あくまでも憲法の24条で『婚姻は、両性の合意のみに基いて成立し、夫婦が同等の権利を有することを基本として、相互の協力により、維持されなければならない。』と謳われているに過ぎず、具体的な権利義務関係については民法の第4編第2章(730条以下)に規定されているだけです。

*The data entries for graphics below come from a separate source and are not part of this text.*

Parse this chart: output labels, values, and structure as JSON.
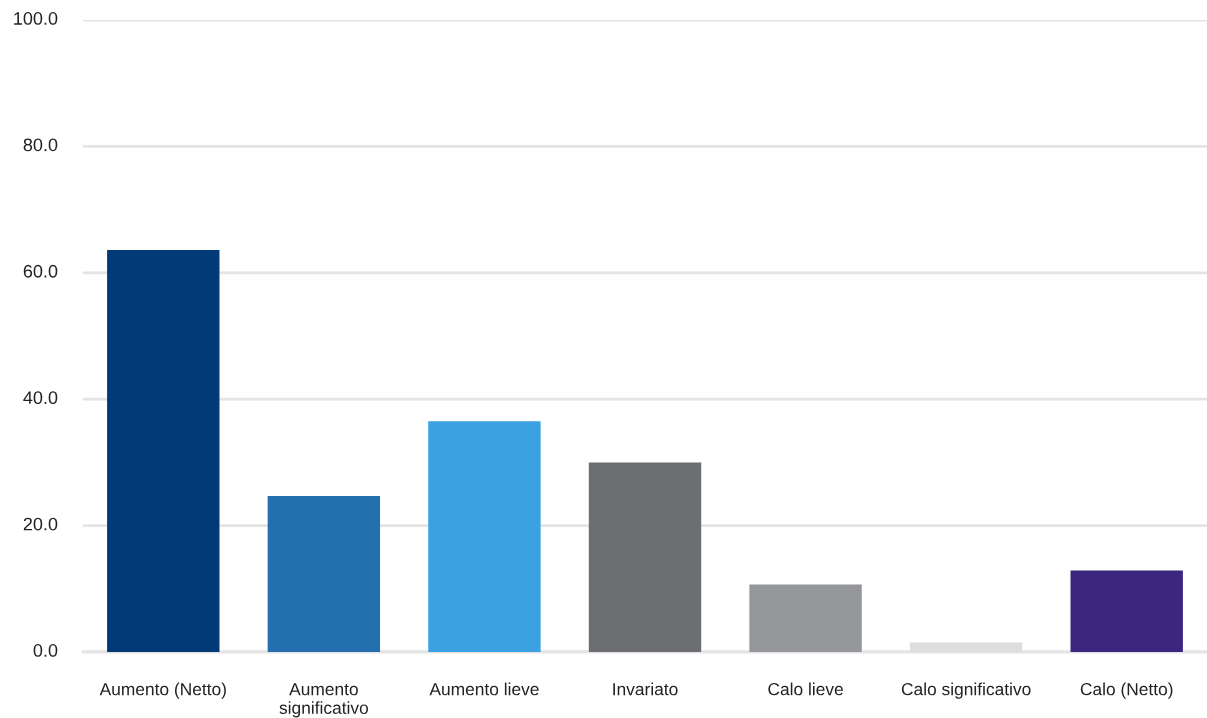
{
  "chart_data": {
    "type": "bar",
    "categories": [
      "Aumento (Netto)",
      "Aumento significativo",
      "Aumento lieve",
      "Invariato",
      "Calo lieve",
      "Calo significativo",
      "Calo (Netto)"
    ],
    "values": [
      63.6,
      24.7,
      36.5,
      30.0,
      10.7,
      1.5,
      12.9
    ],
    "colors": [
      "#023a78",
      "#246fae",
      "#3ba1e1",
      "#6d6e72",
      "#959699",
      "#dcddde",
      "#3b2780"
    ],
    "ylim": [
      0,
      100
    ],
    "yticks": [
      {
        "value": 0,
        "label": "0.0"
      },
      {
        "value": 20,
        "label": "20.0"
      },
      {
        "value": 40,
        "label": "40.0"
      },
      {
        "value": 60,
        "label": "60.0"
      },
      {
        "value": 80,
        "label": "80.0"
      },
      {
        "value": 100,
        "label": "100.0"
      }
    ],
    "grid": "y"
  }
}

このどこを見ても「独身者のみを不都合に取り扱っていい」という記述は存在しません。つまり「独身者に罰則的に税金を課す」という行為自体が問題視されるというのは特におかしなことではない、というわけです。

 

つまり一生独身でいても得られるものを得なかった(権利を放棄した)というだけになります。

守るべきものは何か

子育てが大変なことはいろいろと話を見聞きしていればわかることではありますが、それを理由として「子育て中の夫婦に対する特権を認める」というのは法律で規定されている権利関係を無視した暴論に過ぎません。

例えば結婚後の夫婦であれば配偶者控除などの税制上の特権もありますし、孤独ではないという心理的優越感もあります。子どもを持てば「親としての立場」を手に入れることもできるでしょう。

ですが、それらはあくまでも結婚や出産といった「権利」を行使した結果であって、それに付随する肉体的・精神的・経済的負担は自己の責任において負う必要があります。

 

ただし、子ども自身はこの権利を行使したわけではありません。そのため、産まれながらにして持っている基本的人権を守ってやる必要があります。

だからこそ、子育て支援、教育の充実など子どもの成長発展のための仕組みは存在するわけです。

つまり、子育て支援とは「子供の将来を守る」ためにある

ここまで読んでいただければわかると思いますが、子育て支援とは本来「子どもの健全な成長・学習を促すもの」であって、結婚・出産という権利を行使した大人に対する生活保障の意味で行われるものではありません。

最近の議論では女性の権利拡大の主張と一緒になって議論されており、内容が混同されているように感じます。

女性の社会進出や男女平等の運動が悪いとは思いませんが、この議論はあくまでも「子どものため」に行われているという点を理解することが重要です。

「子どもを産んだらエラい」のではなく、「子どもの健全な成長を守ってやることが義務」だということです。

そのために時間やお金がかかるとしても、それ自体はあくまでも「責任」であることを勘違いしている方には自覚していただく必要がありそうです。

少子高齢化で日本社会の担い手が減っているからといって、出産という自分の遺伝子を残すことへの責任をすべて他人に押し付けるというのはちょっと行き過ぎではないでしょうか。

 

ただし、最近の日本が子育てのしやすい国か、と聞かれるとまだまだ改善の余地がある、というのは事実なのでその点は考えていく必要があるとは思います。